北部農林高校の生徒がアグーのラードを使ったちんすこう「きんそこう」を開発し、新垣菓子店(那覇市、新垣淑克社長)が25日から発売する。なめらかな口当たりを生む不飽和脂肪酸やうま味成分のアミノ酸が一般の豚と比べて高いのが特長で、サクッとした食感が楽しめる。高級感のある観光土産品として、新垣菓子店の各店舗で販売。売り上げの一部はNPO法人MESHサポートに寄付する。

アグーのラードを使ったちんすこうをPRする北部農林高校の生徒ら =10日、那覇市の沖縄タイムス社

 通常は廃棄される部位も視点を変えれば商品価値が生まれることを学んでほしいと、竹西広一教諭が課題研究の一つとして、2012年夏ごろから生徒と商品化を進めてきた。「与那城御殿御菓子并万例帳」などの文献から琉球王朝時代のちんすこうの原料を調査。アグーの腹脂肪からラードを取り出すため脂肪が溶け出す融点を割り出し分析したところ、通常の豚より2~3倍不飽和脂肪酸の含有量が多いことが分かった。

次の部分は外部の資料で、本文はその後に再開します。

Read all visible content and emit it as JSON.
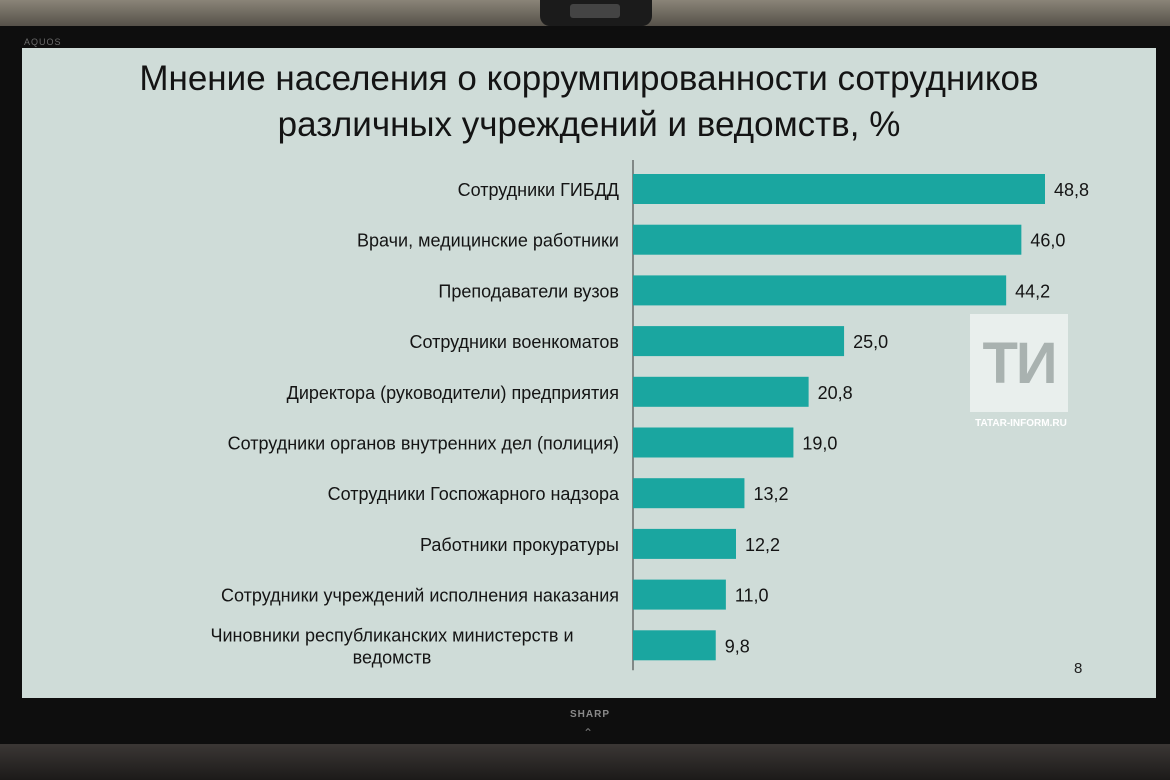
{
  "tv": {
    "brand_top": "AQUOS",
    "brand_bottom": "SHARP"
  },
  "slide": {
    "number": "8"
  },
  "watermark": {
    "letters": "ТИ",
    "site": "TATAR-INFORM.RU"
  },
  "colors": {
    "bar": "#1aa6a0",
    "screen_bg": "#cfdcd8"
  },
  "chart_data": {
    "type": "bar",
    "orientation": "horizontal",
    "title": "Мнение населения о коррумпированности сотрудников различных учреждений и ведомств, %",
    "title_lines": [
      "Мнение населения о коррумпированности сотрудников",
      "различных учреждений и ведомств, %"
    ],
    "categories": [
      [
        "Сотрудники ГИБДД"
      ],
      [
        "Врачи, медицинские работники"
      ],
      [
        "Преподаватели вузов"
      ],
      [
        "Сотрудники военкоматов"
      ],
      [
        "Директора (руководители) предприятия"
      ],
      [
        "Сотрудники органов внутренних дел (полиция)"
      ],
      [
        "Сотрудники  Госпожарного надзора"
      ],
      [
        "Работники прокуратуры"
      ],
      [
        "Сотрудники учреждений исполнения наказания"
      ],
      [
        "Чиновники республиканских министерств и",
        "ведомств"
      ]
    ],
    "values": [
      48.8,
      46.0,
      44.2,
      25.0,
      20.8,
      19.0,
      13.2,
      12.2,
      11.0,
      9.8
    ],
    "value_labels": [
      "48,8",
      "46,0",
      "44,2",
      "25,0",
      "20,8",
      "19,0",
      "13,2",
      "12,2",
      "11,0",
      "9,8"
    ],
    "xlim": [
      0,
      48.8
    ],
    "grid": false,
    "legend": "none"
  }
}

 昨年夏から新垣菓子店に商品化を提案し、実現にこぎつけた。販売を記念して、道の駅「許田」でセレモニーを予定している。リーダーの仲宗根夏希さん(17)=2年=は「販売ターゲットを決めたり、成分を勉強したりと一つの商品をつくることでたくさんのことが学べた。今までのちんすこうとひと味違う味に仕上がっている」とアピールした。